Reputation: 466
I have a cassandra cluster with version 2.0.9 running. Nodetool hasn't been running since the start (as it was not requested to schedule these repairs). Each node has around 8GB of data. That seems rather small to me. When I try to run nodetool repair it seems to take forever (not finished after 2 days).
I don't see any progress. I've been reading threads where they tell you to check compactionstats and netstats but those indicate no traffic. However the nodetool repair command never exits. That doesn't seem normal to me. I got messages about the system keyspace being repaired and being ok. However the actual data we put in it doesn't return anything. All nodes are up. I've checked in the system.log (CentOS 6 BTW) for errors and there aren't any. I've started a command that checks if the number of commands and responses are still going up (which is the case) however I wonder if this might be from something else or if this is directly linked to the nodetool repair.
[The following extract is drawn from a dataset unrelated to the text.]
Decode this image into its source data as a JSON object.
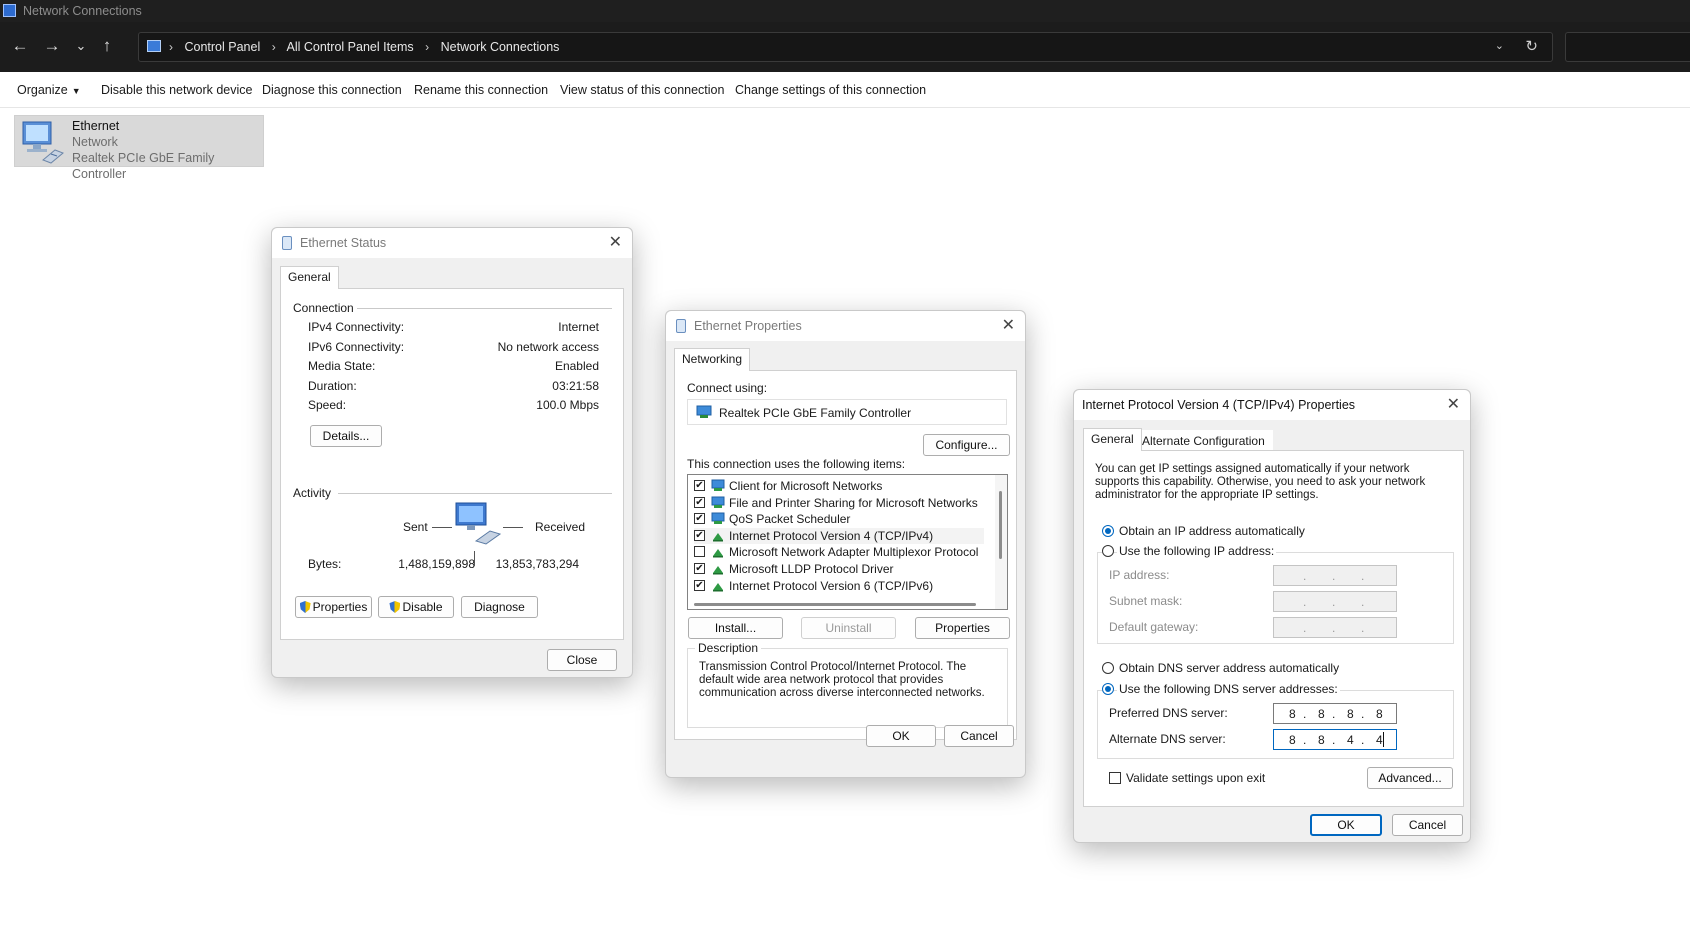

There doesn't seem to be any IO/net saturation. So yesterday I started the repair again with a tool range-repair.py. The last 12 hours there has been no extra output. Last output was:
INFO 2015-11-01 20:55:46,268 repair line: 296 : [1/256] repairing range (-09214247901397780884, -09166106147119295777) in 100 steps for keyspace <all>
The main issue with this repair taking forever(or just repair being hung) is that we want to upgrade cassandra for app deployment. The procedure says do a nodetool repair first. Is this actually necessary before you start the upgrade? Maybe nodetool works more efficient (you now also have an incremental option).
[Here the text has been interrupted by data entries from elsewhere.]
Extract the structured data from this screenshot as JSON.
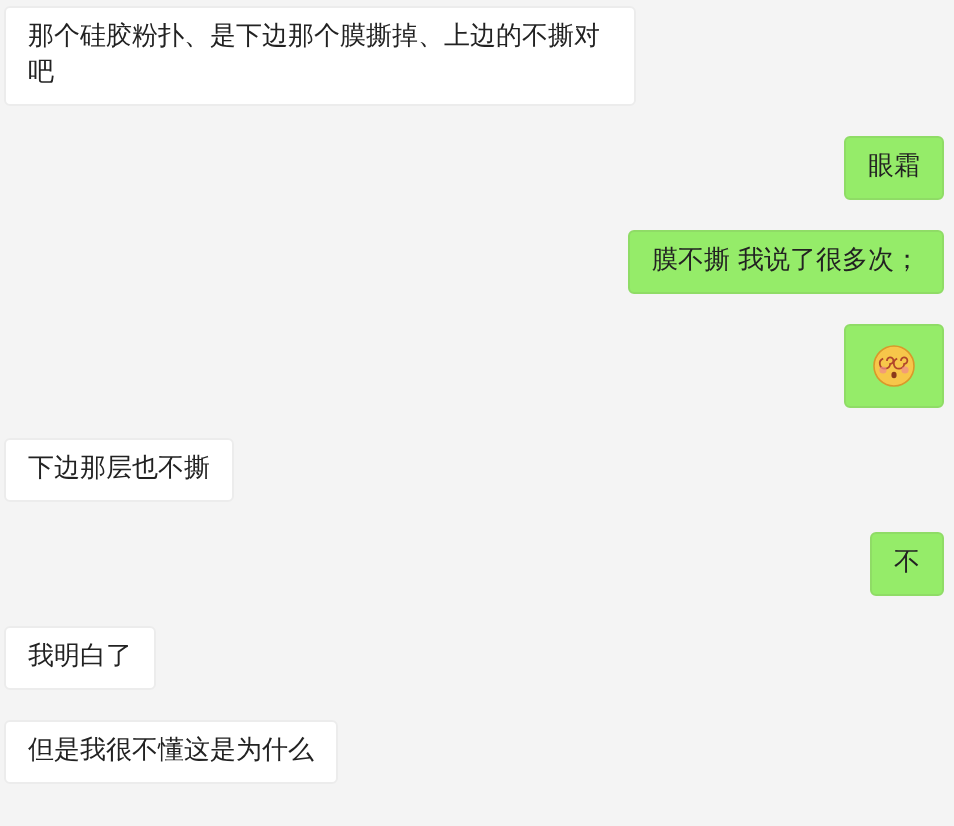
{
  "messages": [
    {
      "outgoing": false,
      "kind": "text",
      "text": "那个硅胶粉扑、是下边那个膜撕掉、上边的不撕对吧"
    },
    {
      "outgoing": true,
      "kind": "text",
      "text": "眼霜"
    },
    {
      "outgoing": true,
      "kind": "text",
      "text": "膜不撕 我说了很多次；"
    },
    {
      "outgoing": true,
      "kind": "sticker"
    },
    {
      "outgoing": false,
      "kind": "text",
      "text": "下边那层也不撕"
    },
    {
      "outgoing": true,
      "kind": "text",
      "text": "不"
    },
    {
      "outgoing": false,
      "kind": "text",
      "text": "我明白了"
    },
    {
      "outgoing": false,
      "kind": "text",
      "text": "但是我很不懂这是为什么"
    }
  ]
}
Who can help me here? Thanks a lot in advance!
Upvotes: 0
Views: 661
Reputation: 466
I'm not sure if this fully resolved the issue, however after doing a rolling restart of the whole cluster it seemed that nodetool repair was able to finish on where it didn't before. For another keyspace I got an issue that I had to start the process over and over again to get any progress. I used range_repair.py which allowed me to skip to a certain token so I could slowly go up. In the end I used dry-run and steps option (1 step) and directed that to a file. Then I filtered the first column with sed and executed that file. If the command seems to hang you can note it down, CTRL-C it and rerun again afterwards. Generally it succeeded the second or third time I ran it.
Upvotes: 1